Apakah ada sesuatu yang kulupakan? Ruki? Kamijo? Apa yang terjadi? Aku memejamkan mataku. Berusaha mengingat sesuatu itu. Sesuatu yang sepertinya lenyap dari memoriku.
Aku ingat. Suara yang selalu terngiang-ngiang di benakku. Suara merdu dari sesosok lelaki bertubuh kecil itu.
Aku ingat. Ketika ia menggenggam tanganku dan menunjuk ke langit yang menyajikan pemandangangan ribuan bintang. Lalu… ketika ia menatap mataku pada malam itu dan berkata sesuatu.
Aku membuka mataku. Kepalaku terasa begitu sakit. Tunggu? Kenangan apa itu? Apa yang ku lakukan dengan Ruki saat itu? Apa yang ia katakan padaku?
Aku bangkit berdiri dan memutuskan untuk mengelilingi kebun mawar. Berharap aku dapat menemukan jawabannya. Hingga akhirnya aku melihat sesosok gadis tengah duduk sendiri di salah satu bangku di kebun mawar ini. Ia tengah menunduk dan menutup wajahnya dengan kedua tangannya.
“Yuta!” aku berlari menghampirinya.
= = =
*Hazu’s POV*
"Sudah ikut saja." yap. Kini ia berhasil menarikku hingga bangkit dari kursiku.
"Eh, tunggu. mau kemana?" aku berusaha melepaskan genggamannya, dan berhasil.
"Nanti juga kau tahu." tangan itu menarikku dan tubuhku kurasakan bergerak menjauh dari kursiku. Aku mencoba menyeimbangkan langkahku ketika aku berjalan di belakangnya.

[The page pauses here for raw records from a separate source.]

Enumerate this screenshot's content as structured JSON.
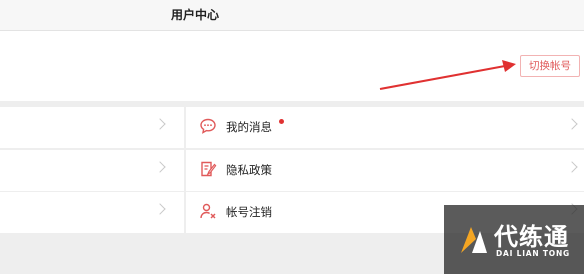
{
  "header": {
    "title": "用户中心"
  },
  "profile": {
    "switch_account_label": "切换帐号"
  },
  "menu_right": [
    {
      "label": "我的消息",
      "icon": "message-icon",
      "badge_dot": true
    },
    {
      "label": "隐私政策",
      "icon": "policy-icon"
    },
    {
      "label": "帐号注销",
      "icon": "account-cancel-icon"
    }
  ],
  "watermark": {
    "name": "代练通",
    "subtitle": "DAI LIAN TONG"
  },
  "colors": {
    "accent": "#e05a5a",
    "arrow": "#e03131",
    "watermark_orange": "#f5a623"
  }
}
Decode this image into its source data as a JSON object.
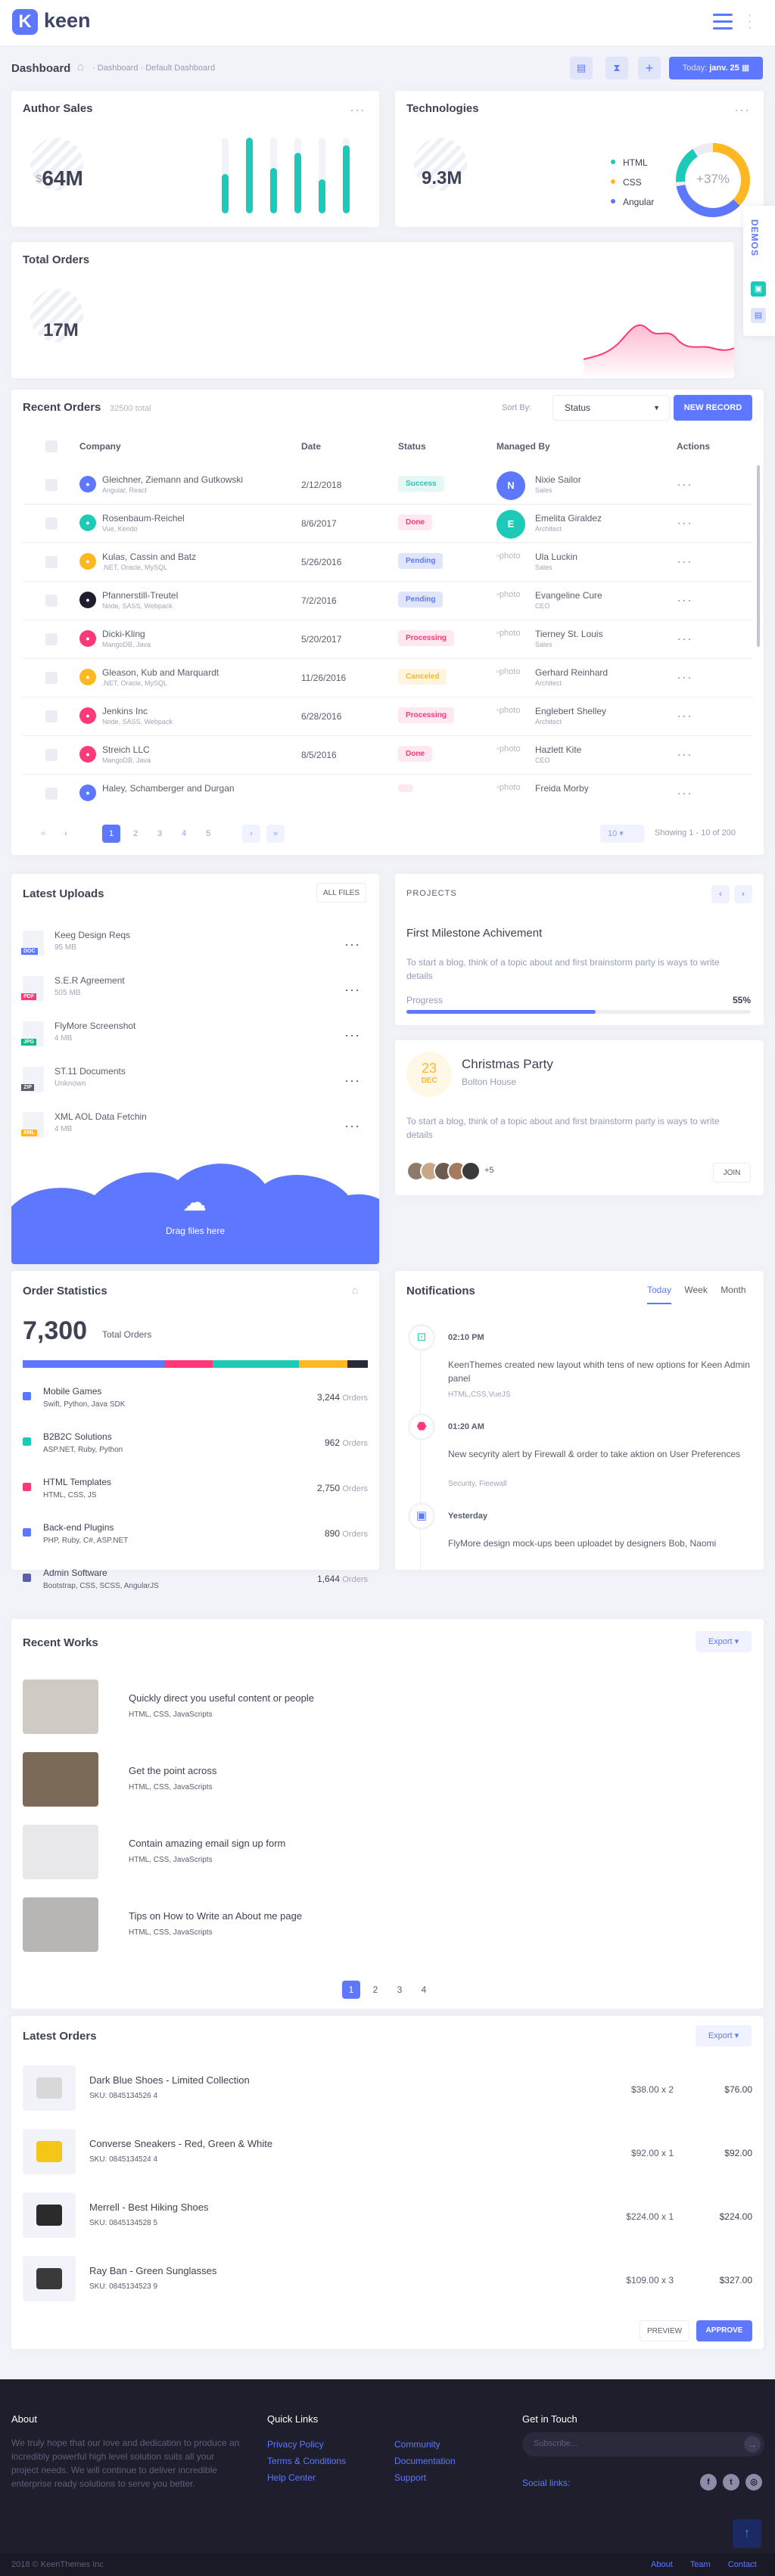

"Tunggu. aku ambil tasku dulu." dengan gerakan yang cukup cepat aku mengambil tasku dengan tangannya yang masih menggenggamku, kemudian berbalik dan kembali berjalan-cukup tergesa-.
sret
sret
Duagh! Aku merasakan kedua kakiku kini sudah tidak menyentuh tanah. Yap, melayang bebas di udara. Wajah di depanku itu-wajah yang aku harap ia tidak bisa melihatku saat ini- sepertinya siap menopang berat badanku.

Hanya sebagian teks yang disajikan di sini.